紫式部の娘、賢子とはどんな人物だったのか。歴史評論家の香原斗志さんは「18歳ごろ、母親の跡を継いで女房として出仕。その後、親仁親王の乳母に選ばれたことで、大出世した。だが、それは藤原道長の娘だからではない」という――。
OCNドラマ「ヴァンパイア検事2」の記者会見に出席した吉高由里子
ゲッティ/共同通信イメージズ
韓国・ソウルの上岩CGVで行われたOCNドラマ「ヴァンパイア検事2」の記者会見に出席した吉高由里子(=2012年9月4日)

紫式部の娘が藤原道長の子として描かれる理由

第26回「いけにえの姫」(6月30日放送)で、石山寺(滋賀県大津市)を訪問したまひろ(吉高由里子、紫式部のこと)は、藤原道長(柄本佑)とばったり会う。続く第27回「宿縁の命」(7月14日放送)では、2人のラブシーンが描かれ、それを受けて、まひろは女児を出産した。NHK大河ドラマ「光る君へ」の話である。
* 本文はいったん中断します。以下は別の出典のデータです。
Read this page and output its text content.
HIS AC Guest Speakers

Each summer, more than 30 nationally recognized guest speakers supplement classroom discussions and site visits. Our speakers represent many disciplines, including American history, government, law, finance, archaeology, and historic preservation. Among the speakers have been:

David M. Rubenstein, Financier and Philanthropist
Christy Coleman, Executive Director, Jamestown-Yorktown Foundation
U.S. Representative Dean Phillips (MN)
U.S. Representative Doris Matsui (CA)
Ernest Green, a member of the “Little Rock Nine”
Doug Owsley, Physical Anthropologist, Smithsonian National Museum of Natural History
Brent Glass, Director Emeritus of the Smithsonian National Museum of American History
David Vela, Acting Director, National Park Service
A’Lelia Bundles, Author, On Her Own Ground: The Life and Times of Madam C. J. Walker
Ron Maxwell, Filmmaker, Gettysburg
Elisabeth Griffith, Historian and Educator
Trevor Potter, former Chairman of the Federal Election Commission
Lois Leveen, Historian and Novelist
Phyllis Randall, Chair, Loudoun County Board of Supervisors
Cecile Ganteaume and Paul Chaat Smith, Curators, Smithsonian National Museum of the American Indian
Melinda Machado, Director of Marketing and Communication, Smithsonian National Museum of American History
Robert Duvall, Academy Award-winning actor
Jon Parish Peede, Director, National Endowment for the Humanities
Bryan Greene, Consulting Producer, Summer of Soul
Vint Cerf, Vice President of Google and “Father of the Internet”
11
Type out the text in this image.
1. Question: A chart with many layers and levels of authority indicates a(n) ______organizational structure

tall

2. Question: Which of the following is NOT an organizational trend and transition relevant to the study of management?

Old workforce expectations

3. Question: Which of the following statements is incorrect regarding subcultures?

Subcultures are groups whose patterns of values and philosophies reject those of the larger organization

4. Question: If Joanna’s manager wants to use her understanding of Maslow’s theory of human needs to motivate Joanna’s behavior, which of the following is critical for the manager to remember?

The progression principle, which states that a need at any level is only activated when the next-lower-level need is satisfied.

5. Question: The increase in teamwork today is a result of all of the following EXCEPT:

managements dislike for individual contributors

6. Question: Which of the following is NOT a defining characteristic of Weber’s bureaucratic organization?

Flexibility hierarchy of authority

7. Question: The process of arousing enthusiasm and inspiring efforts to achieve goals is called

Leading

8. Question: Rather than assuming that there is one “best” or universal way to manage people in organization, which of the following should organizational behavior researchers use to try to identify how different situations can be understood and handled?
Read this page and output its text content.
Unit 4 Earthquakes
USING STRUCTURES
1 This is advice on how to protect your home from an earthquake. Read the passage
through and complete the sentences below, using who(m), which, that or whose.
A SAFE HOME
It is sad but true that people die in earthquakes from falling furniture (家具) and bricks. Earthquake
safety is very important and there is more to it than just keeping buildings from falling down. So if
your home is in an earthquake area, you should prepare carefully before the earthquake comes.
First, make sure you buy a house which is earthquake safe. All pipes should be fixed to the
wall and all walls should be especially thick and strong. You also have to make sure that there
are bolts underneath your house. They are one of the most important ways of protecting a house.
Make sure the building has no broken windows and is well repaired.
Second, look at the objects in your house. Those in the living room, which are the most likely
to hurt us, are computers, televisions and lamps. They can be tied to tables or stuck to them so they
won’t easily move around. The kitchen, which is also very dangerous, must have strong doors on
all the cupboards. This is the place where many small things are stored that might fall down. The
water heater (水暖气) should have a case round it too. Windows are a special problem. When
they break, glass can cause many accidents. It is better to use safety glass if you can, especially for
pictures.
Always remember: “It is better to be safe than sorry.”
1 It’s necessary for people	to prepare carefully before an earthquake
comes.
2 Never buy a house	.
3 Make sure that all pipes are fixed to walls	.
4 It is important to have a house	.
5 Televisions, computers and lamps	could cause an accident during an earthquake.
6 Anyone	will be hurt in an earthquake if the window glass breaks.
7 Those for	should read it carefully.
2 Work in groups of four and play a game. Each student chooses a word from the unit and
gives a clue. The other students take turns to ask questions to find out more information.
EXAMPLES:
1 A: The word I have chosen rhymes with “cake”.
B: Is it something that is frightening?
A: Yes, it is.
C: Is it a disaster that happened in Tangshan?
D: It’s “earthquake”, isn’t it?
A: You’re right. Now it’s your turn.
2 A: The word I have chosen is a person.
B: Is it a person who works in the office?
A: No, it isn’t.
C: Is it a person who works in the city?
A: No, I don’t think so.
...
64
子は身ごもったものの、妊娠したのが、夫の藤原宣孝(佐々木蔵之介)がまひろに会いに来なかった時期に該当するので、必然的に道長の子ということになる。まひろは悩んだ末に、宣孝に離縁を切り出す。

それに対して宣孝は、「そなたの産む子はだれの子でもわしの子だ」「わしのお前への思いは、そのようなことでは揺るぎはせぬ」などと、度量の大きな言葉を並べた。しかも、宣孝は「その子をいつくしんで育てれば、左大臣様(註・道長)はますますわしを大事にしてくださる」とまで発言したから、子供のほんとうの父親がだれなのか、最初から宣孝は認識しているという設定である。

たしかに、まひろがこれから執筆することになる『源氏物語』では、不義の子が大きなテーマのひとつになっている。たとえば、主人公の光源氏と、彼の憧れの的であった藤壺中宮とのあいだに産まれた子が、桐壺帝の子として冷泉帝になる。

おそらく脚本家は、これから書かれる『源氏物語』の内容が、まひろの実体験と重なるようにしたいのだろう。